Betriebsystem ist Debian und wie schon oben geschrieben habe ich Lampp installiert.
Nun möchte ich eine Textdatei die sich im Ordner "etc/test" befindet öffnen, bearbeiten und speichern.
Außerdem möchte ich auch auf andere Elemente in diesem Ordner zugreifen und auch per FTP zugrief Daten hochladen usw..
Ich weiß das ich bestimmte Sachen in der httpd.conf einstellen muss aber nicht was.
Habe schon verschiedene Sachen versucht und hat auch mehr oder weniger funktioniert.
Im enddefekt war es immer so das die Datei entweder nicht gefunden oder keine Rechte zum bearbeiten vorhanden waren.

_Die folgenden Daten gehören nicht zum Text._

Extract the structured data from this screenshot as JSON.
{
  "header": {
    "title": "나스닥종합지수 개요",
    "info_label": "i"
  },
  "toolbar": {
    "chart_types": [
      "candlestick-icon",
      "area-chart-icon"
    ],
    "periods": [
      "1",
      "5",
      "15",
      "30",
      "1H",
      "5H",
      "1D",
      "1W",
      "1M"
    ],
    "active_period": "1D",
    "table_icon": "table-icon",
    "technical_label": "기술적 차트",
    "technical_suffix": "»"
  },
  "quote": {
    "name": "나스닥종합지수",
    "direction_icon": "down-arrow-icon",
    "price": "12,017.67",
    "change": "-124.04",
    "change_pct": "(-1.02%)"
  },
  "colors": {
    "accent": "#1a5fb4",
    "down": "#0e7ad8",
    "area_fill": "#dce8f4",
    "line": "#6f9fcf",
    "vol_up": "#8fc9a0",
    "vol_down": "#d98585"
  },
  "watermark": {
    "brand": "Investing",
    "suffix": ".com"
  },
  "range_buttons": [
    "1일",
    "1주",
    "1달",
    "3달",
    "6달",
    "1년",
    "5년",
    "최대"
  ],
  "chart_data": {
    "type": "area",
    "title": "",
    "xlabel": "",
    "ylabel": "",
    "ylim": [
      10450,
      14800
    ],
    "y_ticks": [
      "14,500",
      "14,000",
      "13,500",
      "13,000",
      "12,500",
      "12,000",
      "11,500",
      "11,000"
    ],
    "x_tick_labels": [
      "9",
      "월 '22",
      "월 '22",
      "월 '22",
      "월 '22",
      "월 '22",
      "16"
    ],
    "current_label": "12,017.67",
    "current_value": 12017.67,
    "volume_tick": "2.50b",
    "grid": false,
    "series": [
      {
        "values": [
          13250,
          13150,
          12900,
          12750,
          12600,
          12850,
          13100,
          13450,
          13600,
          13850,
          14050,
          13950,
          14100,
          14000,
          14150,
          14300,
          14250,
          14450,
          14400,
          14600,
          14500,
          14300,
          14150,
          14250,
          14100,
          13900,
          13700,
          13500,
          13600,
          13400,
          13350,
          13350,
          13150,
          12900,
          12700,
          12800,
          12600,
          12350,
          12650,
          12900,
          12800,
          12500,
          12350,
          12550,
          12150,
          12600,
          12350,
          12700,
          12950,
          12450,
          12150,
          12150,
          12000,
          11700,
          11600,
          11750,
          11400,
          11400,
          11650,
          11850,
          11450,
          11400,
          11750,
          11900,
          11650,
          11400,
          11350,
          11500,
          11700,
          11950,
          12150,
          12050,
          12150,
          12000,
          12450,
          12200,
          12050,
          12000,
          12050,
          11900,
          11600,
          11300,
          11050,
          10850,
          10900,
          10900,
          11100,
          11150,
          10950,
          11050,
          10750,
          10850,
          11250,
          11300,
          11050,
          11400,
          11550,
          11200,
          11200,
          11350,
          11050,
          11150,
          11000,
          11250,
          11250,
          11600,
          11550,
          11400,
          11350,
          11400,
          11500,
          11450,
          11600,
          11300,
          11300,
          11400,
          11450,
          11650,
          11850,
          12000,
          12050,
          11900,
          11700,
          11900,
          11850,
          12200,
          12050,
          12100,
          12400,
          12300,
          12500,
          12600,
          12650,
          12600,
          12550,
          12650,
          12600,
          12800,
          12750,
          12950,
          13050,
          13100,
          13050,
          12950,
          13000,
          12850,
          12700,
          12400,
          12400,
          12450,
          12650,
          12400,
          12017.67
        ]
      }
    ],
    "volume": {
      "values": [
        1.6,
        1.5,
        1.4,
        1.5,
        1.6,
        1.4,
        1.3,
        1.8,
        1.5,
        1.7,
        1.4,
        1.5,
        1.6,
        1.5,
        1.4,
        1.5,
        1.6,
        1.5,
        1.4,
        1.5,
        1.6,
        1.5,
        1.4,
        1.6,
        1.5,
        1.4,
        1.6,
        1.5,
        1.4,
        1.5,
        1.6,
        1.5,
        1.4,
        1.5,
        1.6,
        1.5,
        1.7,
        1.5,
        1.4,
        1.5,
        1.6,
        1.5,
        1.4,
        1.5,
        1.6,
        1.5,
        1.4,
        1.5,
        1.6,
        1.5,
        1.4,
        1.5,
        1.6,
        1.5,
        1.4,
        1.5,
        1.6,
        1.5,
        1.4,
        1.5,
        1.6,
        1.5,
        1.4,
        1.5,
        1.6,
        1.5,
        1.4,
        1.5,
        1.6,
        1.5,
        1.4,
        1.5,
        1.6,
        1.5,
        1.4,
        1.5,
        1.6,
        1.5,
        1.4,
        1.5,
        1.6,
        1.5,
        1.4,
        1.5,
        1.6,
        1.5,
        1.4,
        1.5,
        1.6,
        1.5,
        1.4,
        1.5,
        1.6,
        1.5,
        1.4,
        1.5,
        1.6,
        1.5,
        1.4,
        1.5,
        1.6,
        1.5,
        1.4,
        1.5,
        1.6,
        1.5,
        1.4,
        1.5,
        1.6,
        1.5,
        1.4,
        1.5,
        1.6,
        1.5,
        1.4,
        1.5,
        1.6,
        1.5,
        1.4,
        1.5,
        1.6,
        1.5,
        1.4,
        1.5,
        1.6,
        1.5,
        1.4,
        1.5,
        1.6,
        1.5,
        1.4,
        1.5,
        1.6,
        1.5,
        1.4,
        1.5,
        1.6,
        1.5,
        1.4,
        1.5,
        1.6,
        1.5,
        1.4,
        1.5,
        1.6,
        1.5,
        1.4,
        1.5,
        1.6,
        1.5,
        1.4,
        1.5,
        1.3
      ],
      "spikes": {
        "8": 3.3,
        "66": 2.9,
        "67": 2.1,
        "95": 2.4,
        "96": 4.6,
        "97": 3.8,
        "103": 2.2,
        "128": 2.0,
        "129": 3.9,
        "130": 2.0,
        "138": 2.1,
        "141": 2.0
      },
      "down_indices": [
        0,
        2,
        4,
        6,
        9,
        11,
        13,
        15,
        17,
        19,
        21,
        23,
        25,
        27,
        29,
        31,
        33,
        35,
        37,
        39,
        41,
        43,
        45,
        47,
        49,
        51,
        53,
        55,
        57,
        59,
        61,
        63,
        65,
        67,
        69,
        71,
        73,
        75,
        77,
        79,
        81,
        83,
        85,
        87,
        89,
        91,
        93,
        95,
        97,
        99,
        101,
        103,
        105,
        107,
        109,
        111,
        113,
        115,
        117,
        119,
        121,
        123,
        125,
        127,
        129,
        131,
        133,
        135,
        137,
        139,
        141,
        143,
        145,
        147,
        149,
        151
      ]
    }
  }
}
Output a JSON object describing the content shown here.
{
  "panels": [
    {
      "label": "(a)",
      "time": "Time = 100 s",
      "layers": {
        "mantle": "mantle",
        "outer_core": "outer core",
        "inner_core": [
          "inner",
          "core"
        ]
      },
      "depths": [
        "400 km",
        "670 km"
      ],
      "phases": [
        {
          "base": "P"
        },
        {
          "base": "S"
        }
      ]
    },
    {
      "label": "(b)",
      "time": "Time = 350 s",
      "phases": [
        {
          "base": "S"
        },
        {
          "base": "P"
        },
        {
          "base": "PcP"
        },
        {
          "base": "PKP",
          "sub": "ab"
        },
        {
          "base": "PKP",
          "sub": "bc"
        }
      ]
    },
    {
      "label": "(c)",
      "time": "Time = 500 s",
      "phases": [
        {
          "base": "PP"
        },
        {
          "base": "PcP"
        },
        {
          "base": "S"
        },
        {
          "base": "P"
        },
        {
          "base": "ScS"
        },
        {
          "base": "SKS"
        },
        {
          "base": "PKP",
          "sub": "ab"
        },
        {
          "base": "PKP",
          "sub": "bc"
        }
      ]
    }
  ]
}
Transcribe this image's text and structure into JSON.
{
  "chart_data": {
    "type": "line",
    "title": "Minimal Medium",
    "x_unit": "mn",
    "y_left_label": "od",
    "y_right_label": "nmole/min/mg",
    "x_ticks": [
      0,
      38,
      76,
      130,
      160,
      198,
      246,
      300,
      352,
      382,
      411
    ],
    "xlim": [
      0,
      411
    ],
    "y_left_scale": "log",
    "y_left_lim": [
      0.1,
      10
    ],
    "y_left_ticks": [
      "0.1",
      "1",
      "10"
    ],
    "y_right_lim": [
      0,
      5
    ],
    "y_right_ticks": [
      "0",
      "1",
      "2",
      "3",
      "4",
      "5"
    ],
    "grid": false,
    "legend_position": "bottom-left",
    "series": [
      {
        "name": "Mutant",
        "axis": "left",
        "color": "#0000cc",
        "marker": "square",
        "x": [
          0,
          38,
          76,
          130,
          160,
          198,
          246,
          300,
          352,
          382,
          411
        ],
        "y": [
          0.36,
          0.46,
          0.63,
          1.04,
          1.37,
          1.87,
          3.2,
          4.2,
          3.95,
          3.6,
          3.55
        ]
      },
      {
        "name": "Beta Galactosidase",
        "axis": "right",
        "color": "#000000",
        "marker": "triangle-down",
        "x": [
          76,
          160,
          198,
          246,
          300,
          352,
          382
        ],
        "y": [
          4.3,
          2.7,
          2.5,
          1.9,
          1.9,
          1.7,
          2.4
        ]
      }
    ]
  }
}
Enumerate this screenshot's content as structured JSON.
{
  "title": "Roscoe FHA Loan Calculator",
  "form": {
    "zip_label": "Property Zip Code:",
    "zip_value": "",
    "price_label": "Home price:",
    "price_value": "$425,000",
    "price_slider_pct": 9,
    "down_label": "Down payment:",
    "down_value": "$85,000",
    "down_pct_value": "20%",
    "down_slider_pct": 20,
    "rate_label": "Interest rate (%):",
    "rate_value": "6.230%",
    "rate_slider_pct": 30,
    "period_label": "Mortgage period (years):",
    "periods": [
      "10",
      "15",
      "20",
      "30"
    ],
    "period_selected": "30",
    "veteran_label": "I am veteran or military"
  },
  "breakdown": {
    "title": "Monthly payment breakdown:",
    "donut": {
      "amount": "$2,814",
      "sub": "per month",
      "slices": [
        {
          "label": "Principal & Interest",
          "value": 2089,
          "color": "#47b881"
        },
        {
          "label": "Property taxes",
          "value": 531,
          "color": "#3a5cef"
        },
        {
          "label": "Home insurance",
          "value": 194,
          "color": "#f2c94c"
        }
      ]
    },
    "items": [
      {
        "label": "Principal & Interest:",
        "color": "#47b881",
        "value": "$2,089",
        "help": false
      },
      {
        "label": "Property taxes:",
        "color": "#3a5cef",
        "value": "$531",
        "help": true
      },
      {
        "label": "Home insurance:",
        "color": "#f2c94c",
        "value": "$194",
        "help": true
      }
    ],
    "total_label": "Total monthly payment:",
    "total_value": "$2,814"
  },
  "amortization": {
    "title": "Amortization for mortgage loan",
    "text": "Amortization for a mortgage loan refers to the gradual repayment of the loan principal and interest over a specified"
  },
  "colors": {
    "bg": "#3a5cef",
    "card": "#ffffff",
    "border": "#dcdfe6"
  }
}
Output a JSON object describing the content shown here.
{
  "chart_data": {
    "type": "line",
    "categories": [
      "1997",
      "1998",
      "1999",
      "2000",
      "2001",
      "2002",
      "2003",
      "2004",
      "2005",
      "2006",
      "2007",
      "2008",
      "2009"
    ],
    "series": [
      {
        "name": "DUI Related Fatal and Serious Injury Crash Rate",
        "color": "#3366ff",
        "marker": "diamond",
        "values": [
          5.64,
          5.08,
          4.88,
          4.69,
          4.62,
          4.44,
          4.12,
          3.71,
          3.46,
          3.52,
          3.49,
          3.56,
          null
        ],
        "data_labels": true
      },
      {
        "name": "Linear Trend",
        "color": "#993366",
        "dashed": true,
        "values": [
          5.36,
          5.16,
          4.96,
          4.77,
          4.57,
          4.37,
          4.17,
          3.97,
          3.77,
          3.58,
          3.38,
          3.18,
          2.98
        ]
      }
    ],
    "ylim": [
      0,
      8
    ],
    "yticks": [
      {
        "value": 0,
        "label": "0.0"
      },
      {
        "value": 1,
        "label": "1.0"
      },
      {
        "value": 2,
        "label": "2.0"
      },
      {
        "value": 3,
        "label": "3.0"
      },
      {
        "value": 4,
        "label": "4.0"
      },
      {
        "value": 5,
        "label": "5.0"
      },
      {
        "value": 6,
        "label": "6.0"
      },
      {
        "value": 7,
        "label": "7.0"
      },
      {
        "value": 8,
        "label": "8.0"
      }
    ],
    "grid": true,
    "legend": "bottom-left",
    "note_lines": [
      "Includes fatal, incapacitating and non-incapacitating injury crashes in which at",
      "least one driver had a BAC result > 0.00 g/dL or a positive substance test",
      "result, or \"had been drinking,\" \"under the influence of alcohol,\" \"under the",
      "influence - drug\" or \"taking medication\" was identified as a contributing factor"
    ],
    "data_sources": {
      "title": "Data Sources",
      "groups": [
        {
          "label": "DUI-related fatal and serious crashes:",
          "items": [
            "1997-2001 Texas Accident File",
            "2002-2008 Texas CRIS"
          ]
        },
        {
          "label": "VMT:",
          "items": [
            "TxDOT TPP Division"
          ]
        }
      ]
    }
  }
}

Ich hoffe Ihr könnt mir helfen

thx


----------



## Big-Tux (30. Juli 2007)

Das hat eigentlich nichts mit der httpd.conf zutun... um eine Datei bearbeiten zu können brauchst du einfach nur auf diesen Ordner sowie auf die Dateien die nötigen Schreibrechte vergeben (chmod 777 {filename}).

Um FTP-Zugriff auf diesen Ordner zu erlangen mußt du einfach nur einen FTP-User erstellen dessen (home) Verzeichniss dieser Ordner ist und der wiederrum die nötigen Rechte besitzt.

Allerdings rate ich ab diesen Ordner schon aus Sicherheitsgründen nicht als Unterordner von (etc) {Systemordner} zu verwenden. Wenn du einfach nur willst das es vom Netz aus nicht zugänglich ist reicht es vollkommen zu, eine Verzeichnissstufe unterhalb des DOC_ROOT zu bleiben dort hat man meistens sogar schon Standartmäßig FTP-Zugang.


----------